The expression of this question is same as What is UEFI's boot sequence?, but it doesn't seem what I want. I'd like to know UEFI sequence in instruction perspective.
For example, in case of BIOS boot mode, in simplified fashion,
- Computer power is on.
- Content of BIOS chip attached to motherboard performs the POST(Power On Self Test) process.
- BIOS searches for MBR(Master Boot Record)s, which has boot signature in preset boot device order.
- If MBR with boot signature is found, load the first sector (512 bytes) of the device to DRAM, address 0x7C00. This loaded sector (512 bytes) becomes the "first stage bootloader".
- BIOS transfers control to this first stage bootloader. In other words, opcode located at physical memory address 0x7C00 in DRAM is executed.
Related article: https://neosmart.net/wiki/mbr-boot-process/
But,
in case of UEFI, I'm having trouble grasping this sequence.
I've already glanced UEFI spec documentation and OS Dev UEFI part.
UEFI: https://uefi.org/sites/default/files/resources/UEFI_Spec_2_8_final.pdf
OS Dev: https://wiki.osdev.org/UEFI
It seems this efi_main() function works as the point equivalent to 0x7C00 in BIOS mode. But how?
Is UEFI firmware doing something like
jmp efi_main
after performing a series of jobs?
Q1. How is UEFI boot mode flows?
Q2. Is there a good UEFI example or tutorial like brokenthorn that of BIOS based?
P.S.
I've seen the news (which years have passed already) that Intel removes BIOS support by 2020.
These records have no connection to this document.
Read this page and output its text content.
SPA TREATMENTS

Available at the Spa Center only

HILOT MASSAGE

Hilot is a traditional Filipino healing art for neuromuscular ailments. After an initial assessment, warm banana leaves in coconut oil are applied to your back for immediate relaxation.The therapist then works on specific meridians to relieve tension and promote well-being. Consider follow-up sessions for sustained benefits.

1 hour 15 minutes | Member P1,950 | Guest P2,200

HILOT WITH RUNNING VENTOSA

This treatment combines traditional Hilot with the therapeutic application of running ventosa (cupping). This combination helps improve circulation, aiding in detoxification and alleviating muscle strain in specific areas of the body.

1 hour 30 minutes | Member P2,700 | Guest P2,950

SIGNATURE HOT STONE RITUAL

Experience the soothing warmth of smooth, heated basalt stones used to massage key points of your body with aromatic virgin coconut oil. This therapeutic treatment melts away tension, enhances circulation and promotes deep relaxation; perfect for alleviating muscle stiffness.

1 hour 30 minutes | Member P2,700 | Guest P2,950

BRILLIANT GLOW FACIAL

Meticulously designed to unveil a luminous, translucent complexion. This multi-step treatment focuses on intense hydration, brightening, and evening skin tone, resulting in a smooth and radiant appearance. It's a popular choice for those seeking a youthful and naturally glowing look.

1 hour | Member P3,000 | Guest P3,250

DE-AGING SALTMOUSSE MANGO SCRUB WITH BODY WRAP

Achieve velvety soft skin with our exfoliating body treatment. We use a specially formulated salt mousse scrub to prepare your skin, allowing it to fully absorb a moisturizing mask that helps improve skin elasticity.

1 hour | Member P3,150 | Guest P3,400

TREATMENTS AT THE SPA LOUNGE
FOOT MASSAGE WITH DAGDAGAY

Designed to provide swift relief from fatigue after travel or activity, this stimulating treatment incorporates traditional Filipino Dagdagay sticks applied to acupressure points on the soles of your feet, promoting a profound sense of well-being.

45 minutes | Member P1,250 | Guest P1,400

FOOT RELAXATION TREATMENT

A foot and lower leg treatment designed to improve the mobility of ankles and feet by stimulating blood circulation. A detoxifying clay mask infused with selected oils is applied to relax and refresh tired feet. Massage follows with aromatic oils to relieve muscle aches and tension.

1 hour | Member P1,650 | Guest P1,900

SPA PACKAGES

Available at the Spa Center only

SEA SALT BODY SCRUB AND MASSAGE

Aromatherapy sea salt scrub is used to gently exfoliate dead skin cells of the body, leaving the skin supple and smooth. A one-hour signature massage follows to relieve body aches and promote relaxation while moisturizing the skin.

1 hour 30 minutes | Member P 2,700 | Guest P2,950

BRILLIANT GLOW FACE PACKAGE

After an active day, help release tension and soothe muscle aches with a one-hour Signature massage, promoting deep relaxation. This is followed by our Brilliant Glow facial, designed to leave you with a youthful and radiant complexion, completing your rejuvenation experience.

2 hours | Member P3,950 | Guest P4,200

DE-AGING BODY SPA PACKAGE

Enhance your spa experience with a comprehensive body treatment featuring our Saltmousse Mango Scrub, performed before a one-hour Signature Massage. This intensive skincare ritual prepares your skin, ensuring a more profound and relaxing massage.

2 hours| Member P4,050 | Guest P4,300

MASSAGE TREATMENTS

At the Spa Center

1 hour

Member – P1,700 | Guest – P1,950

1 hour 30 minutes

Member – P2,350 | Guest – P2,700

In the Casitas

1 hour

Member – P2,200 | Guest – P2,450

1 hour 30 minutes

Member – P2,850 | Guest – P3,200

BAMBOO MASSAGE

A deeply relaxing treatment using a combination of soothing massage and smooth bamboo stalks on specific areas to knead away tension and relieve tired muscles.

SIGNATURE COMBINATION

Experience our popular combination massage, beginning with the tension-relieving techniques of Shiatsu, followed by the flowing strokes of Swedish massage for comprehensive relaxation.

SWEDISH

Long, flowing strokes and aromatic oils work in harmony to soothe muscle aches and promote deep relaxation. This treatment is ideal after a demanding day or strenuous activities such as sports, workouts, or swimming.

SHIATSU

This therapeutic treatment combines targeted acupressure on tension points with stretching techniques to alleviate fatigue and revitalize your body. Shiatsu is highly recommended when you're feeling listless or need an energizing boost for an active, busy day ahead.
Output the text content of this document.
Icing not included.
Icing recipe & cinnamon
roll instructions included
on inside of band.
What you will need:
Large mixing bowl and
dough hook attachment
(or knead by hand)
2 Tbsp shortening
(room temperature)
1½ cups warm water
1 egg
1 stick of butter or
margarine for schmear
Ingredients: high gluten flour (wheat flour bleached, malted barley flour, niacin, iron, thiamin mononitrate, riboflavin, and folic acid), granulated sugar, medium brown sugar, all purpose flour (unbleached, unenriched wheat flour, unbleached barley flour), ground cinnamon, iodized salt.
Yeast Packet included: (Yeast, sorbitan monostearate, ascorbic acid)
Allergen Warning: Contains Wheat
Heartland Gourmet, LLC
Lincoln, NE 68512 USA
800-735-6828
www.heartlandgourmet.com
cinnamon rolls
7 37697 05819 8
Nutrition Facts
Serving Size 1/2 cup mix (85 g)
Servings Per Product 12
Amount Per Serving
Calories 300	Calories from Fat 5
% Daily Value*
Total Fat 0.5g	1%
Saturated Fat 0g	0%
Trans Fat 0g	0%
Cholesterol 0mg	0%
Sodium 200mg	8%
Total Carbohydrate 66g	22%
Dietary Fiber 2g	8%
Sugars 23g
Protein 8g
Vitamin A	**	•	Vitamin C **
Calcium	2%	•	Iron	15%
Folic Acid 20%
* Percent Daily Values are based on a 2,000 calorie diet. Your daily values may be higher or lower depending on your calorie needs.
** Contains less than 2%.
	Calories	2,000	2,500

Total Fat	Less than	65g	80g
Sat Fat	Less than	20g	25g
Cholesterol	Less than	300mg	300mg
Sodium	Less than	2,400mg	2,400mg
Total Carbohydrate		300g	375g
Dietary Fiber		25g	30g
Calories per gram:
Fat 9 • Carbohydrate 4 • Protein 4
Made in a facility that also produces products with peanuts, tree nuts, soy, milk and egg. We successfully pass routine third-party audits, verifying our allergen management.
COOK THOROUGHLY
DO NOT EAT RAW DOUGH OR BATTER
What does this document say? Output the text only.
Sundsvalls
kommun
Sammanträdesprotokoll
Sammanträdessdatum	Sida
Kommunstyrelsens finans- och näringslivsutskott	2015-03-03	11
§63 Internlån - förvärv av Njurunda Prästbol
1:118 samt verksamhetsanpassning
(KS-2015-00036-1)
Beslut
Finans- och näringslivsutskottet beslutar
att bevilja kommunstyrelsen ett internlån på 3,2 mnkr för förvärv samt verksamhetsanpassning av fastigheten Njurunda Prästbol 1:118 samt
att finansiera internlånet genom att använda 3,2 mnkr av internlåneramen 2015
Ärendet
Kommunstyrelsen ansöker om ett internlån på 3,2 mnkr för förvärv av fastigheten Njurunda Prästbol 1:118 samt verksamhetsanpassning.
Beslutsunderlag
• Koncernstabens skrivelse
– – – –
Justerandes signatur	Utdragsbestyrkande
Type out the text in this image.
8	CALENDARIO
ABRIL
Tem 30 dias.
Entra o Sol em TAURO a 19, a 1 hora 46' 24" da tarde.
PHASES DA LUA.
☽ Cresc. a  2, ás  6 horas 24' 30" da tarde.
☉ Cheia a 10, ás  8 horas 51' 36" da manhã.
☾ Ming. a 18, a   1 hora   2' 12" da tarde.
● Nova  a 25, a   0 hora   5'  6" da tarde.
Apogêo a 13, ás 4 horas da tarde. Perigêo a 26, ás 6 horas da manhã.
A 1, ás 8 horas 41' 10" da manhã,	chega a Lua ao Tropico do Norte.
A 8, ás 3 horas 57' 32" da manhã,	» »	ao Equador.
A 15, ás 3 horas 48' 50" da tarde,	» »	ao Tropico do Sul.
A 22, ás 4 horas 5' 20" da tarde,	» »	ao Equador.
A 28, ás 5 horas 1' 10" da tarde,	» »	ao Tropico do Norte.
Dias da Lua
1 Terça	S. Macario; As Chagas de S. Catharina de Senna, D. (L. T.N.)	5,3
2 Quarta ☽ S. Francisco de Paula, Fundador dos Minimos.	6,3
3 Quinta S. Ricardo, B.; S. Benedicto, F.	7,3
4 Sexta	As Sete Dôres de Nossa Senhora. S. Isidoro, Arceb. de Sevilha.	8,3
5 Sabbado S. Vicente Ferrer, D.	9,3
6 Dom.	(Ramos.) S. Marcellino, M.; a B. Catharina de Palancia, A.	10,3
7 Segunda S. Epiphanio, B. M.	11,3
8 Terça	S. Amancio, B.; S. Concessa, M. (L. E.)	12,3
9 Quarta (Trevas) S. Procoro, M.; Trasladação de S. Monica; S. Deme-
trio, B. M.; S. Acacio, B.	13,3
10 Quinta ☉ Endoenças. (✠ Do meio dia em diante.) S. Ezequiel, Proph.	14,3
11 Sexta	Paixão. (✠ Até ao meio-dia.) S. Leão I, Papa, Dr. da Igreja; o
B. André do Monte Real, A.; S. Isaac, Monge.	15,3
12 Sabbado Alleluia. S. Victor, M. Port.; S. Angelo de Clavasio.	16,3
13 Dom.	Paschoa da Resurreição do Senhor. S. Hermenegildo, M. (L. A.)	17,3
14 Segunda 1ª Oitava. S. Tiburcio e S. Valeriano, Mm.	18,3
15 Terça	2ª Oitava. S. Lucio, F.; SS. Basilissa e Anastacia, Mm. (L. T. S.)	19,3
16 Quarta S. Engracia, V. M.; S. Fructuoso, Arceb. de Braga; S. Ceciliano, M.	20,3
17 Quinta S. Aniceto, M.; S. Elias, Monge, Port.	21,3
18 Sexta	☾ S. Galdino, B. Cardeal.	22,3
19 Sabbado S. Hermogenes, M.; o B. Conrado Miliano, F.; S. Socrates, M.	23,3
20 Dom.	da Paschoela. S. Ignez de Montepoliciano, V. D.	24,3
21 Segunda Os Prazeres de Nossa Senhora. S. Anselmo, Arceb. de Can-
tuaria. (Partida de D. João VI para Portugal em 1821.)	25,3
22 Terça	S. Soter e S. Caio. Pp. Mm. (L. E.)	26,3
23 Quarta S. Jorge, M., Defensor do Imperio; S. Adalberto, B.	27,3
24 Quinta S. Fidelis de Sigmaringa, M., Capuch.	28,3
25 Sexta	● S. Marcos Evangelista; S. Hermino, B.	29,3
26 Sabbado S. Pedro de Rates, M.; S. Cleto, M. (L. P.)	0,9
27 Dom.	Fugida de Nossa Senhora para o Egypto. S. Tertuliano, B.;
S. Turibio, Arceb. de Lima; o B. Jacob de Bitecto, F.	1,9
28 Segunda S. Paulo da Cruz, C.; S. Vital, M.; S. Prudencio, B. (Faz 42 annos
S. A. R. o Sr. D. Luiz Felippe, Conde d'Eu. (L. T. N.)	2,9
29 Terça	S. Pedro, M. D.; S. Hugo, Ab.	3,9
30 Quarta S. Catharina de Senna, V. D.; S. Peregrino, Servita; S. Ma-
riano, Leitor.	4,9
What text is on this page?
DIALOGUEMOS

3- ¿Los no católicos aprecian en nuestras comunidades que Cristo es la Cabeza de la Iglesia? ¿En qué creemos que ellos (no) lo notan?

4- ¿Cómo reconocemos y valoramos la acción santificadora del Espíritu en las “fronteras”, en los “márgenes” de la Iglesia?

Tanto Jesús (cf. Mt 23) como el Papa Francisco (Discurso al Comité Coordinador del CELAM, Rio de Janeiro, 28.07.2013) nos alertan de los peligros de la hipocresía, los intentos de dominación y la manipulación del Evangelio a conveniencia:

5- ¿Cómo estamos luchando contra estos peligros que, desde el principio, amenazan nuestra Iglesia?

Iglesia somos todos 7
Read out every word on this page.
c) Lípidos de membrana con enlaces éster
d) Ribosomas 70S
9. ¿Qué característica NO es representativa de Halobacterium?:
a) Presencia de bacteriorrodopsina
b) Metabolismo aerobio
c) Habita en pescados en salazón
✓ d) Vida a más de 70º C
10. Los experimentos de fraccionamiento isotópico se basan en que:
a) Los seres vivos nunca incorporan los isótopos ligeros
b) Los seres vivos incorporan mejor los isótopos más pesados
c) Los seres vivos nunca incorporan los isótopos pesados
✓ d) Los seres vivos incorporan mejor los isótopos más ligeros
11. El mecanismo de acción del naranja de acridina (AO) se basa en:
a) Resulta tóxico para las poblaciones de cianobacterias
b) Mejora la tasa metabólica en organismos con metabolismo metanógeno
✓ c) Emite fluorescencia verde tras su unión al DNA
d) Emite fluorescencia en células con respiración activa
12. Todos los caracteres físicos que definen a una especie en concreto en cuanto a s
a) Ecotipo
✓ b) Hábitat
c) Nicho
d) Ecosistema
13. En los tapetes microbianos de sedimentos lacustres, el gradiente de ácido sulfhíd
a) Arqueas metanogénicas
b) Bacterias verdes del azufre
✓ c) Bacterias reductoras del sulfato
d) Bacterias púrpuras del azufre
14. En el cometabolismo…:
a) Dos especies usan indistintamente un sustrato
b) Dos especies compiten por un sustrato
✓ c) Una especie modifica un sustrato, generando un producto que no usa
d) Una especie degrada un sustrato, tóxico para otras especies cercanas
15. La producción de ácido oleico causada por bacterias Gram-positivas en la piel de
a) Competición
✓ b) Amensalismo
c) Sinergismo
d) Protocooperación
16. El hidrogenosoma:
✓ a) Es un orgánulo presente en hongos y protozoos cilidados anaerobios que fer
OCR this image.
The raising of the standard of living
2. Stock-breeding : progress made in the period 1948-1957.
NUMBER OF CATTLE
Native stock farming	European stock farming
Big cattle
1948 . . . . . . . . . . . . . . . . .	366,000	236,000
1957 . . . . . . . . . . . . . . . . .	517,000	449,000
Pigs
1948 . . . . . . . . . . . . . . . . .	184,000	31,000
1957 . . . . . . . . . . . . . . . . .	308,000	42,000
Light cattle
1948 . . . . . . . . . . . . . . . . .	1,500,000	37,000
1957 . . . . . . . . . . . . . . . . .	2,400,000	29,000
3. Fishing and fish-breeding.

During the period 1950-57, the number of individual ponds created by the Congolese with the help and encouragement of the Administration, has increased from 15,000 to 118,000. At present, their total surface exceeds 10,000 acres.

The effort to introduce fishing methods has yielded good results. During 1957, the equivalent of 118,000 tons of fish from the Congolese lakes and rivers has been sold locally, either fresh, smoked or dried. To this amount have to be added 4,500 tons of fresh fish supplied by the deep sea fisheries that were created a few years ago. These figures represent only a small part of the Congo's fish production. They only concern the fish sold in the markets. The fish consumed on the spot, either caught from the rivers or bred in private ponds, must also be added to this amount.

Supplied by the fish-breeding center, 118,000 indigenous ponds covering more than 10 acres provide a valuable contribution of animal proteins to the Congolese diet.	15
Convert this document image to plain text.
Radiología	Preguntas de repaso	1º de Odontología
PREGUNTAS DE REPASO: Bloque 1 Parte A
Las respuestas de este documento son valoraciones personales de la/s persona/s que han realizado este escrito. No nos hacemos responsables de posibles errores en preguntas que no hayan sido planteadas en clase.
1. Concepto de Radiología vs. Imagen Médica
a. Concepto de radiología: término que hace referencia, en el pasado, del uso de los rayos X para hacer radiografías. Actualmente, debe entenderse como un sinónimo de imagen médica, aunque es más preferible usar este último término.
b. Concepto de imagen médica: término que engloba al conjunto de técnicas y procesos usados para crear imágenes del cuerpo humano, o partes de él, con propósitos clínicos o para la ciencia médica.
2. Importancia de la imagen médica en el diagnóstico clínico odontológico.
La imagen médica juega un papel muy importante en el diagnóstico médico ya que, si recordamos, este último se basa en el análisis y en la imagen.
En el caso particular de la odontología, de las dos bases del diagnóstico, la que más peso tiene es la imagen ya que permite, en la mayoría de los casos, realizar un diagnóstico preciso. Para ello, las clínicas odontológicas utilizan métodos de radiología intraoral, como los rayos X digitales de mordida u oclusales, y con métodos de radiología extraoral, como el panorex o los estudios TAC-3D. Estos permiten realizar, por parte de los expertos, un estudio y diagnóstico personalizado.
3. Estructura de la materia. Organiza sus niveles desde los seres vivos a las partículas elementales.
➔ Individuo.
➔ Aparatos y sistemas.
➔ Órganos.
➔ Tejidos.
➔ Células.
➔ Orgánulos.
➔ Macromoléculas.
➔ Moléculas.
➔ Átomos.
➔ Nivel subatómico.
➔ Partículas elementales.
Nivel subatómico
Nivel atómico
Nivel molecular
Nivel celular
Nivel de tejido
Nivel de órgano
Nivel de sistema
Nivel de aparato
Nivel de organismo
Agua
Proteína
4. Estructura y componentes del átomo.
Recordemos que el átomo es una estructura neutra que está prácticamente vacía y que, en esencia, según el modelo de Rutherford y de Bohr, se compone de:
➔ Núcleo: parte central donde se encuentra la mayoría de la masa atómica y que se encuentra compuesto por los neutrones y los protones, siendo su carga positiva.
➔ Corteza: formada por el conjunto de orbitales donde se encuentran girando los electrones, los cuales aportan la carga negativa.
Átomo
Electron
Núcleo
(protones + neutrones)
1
https://www.anandtech.com/show/12068/intel-to-remove-bios-support-from-uefi-by-2020
It says
Once CSM is removed, the new platforms will be unable to run 32-bit operating systems, unable to use related software (at least natively), and unable to use older hardware, such as RAID HBAs (and therefore older hard drives that are connected to those HBAs), network cards, and even graphics cards that lack UEFI-compatible vBIOS (launched before 2012 – 2013)
Q3. Doesn't it mean that everything related to BIOS booting (first stage bootloader at 0x7C00 and BIOS interrupts and etc) becomes deprecated?